Stories Behind the Music -- A Very Good Year For the Sinatras

Frank Sinatra did not beat around the bush. He made it clear that he did not like the phenomenon known as rock n' roll music. In 1957 he was quoted as saying: "It is sung, played, and written for the most part by cretinous goons; and by means of its almost imbecilic reiterations and sly, lewd, in plain fact, dirty lyrics, it manages to be the martial music of every sideburned delinquent on the face of the earth. This rancid-smelling aphrodisiac I deplore."

I do not know, really, if Frank ever changed his tune. While I heard him toy around with some Elvis material, it was the tame stuff. Frank, even though he had a number of popular songs during the rock era, stuck to his roots. He did it his way, so to speak, and did not rock out.

1966 was a wonderful year for the Sinatras. Frank's daughter Nancy had a #1 rock n' pop hit. Her dad had, previously, had #1 songs but not during the rock era. I do not know how daddy Frank felt about Nancy's #1 rock tune, but she sure got more than her share of the attention with this smash. 

Nancy's song hit big in February. Then, and this was quite amazing, Frank himself went all the way to #1 only six months later. "Strangers in the Night" was competing with all the top rock performers of the day -- Beatles, Stones, Beach boys, etc -- but Frank had the clout and talent to take a classy middle-of-the-road song all the way to the top of the charts. 

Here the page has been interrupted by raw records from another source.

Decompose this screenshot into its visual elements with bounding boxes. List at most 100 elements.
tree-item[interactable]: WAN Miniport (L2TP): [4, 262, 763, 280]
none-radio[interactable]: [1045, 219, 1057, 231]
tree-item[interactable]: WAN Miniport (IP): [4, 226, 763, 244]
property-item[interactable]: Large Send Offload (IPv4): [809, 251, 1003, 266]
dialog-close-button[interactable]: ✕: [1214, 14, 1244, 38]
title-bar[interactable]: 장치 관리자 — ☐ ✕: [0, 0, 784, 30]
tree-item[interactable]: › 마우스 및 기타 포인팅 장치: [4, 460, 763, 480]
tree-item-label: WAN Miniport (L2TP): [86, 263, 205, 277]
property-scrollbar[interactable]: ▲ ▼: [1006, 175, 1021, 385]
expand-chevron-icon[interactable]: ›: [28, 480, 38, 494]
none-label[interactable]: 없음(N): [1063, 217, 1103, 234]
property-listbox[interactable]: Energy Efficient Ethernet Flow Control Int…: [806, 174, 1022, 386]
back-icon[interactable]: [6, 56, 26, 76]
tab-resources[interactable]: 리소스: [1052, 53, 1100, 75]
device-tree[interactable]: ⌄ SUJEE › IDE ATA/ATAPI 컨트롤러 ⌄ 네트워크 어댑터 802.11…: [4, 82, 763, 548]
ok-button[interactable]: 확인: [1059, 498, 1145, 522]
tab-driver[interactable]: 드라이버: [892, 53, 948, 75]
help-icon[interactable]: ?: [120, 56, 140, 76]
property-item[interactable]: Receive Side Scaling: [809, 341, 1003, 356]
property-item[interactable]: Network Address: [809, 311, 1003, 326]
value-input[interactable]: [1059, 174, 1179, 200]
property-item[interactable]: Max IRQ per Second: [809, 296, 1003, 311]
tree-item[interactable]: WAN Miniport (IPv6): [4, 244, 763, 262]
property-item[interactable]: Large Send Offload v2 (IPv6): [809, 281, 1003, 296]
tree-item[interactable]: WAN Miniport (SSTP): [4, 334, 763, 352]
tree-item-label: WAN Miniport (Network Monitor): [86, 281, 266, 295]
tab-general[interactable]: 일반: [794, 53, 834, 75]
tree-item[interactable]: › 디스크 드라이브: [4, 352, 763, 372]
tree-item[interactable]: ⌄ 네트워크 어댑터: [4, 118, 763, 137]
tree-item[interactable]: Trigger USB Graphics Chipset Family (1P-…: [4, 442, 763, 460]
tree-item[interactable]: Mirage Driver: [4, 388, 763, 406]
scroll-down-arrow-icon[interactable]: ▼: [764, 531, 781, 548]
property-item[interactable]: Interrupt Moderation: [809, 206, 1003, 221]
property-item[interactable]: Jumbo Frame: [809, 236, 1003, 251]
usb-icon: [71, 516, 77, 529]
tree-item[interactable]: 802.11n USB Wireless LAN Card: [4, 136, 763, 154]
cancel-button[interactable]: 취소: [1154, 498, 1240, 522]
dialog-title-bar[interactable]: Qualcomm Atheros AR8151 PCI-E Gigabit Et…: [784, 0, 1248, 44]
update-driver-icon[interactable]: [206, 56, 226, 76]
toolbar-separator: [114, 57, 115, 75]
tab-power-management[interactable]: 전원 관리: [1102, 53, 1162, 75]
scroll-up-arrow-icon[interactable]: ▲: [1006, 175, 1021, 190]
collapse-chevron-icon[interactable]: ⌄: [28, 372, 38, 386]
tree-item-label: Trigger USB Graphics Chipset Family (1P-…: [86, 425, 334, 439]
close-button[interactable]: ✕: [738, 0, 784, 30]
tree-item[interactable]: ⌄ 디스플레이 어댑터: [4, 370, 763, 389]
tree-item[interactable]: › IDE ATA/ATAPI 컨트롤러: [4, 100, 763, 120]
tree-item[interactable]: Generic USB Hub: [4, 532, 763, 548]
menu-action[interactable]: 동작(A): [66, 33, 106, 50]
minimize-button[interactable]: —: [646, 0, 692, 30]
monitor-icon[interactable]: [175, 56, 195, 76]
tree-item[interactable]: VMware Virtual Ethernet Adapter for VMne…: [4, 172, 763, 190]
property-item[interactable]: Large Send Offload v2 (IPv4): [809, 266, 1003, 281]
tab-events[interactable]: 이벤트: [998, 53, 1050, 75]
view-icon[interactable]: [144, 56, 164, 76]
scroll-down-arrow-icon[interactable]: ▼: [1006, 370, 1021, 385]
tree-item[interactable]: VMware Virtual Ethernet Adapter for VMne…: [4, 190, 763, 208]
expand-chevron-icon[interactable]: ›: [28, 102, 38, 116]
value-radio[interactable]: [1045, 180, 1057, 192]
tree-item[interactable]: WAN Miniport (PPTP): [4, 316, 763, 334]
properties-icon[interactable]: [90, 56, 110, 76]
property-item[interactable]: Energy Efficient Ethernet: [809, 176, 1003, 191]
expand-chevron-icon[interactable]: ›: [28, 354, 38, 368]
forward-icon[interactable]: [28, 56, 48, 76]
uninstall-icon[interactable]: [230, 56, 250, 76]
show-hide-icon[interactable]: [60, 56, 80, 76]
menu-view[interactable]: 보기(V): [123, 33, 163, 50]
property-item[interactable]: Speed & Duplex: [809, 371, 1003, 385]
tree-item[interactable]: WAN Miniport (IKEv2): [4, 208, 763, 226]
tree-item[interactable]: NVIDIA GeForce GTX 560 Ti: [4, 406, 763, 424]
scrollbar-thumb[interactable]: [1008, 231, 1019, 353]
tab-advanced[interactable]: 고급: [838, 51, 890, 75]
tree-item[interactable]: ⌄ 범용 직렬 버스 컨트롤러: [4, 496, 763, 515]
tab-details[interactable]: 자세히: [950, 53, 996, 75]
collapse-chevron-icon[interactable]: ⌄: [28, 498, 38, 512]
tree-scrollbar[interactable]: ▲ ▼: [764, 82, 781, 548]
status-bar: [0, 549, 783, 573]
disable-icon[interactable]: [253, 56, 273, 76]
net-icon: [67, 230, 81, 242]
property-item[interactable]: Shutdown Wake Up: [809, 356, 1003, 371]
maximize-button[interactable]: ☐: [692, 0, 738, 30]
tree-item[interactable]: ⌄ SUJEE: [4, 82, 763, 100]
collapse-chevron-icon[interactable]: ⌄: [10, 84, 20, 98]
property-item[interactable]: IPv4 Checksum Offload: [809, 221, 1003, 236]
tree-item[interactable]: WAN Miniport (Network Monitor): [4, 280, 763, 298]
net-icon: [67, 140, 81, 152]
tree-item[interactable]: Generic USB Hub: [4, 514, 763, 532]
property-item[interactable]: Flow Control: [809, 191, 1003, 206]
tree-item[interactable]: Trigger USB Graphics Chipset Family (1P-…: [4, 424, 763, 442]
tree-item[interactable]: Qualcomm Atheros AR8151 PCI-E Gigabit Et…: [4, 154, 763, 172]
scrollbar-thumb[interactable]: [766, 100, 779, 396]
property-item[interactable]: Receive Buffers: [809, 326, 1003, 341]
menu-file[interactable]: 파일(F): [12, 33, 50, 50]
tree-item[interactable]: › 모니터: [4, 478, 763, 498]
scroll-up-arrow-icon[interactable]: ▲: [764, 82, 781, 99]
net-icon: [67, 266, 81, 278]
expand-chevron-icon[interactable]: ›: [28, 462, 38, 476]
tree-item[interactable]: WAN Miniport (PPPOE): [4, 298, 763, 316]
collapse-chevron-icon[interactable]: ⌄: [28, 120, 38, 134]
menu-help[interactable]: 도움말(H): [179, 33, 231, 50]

As a side note, 1967 was not such a bad year for the Sinatras either. Come April they were back at the top of the charts -- together. Dad and Nancy had teamed up to record "Something Stupid" and it was #1 for four weeks. Figures, but I could not find a video of Frank Sr performing this song with Nancy. However, for some reason, Frank Jr sat in for dad on The Smothers Brothers TV show. I wonder if dad was trying to promote son's career? Anyway, this is kind of interesting for what it is, and the hit song is featured here even if there is a substitute Sinatra.  Jr, at that time, did look much like a younger version of his dad. His sound was similar as well.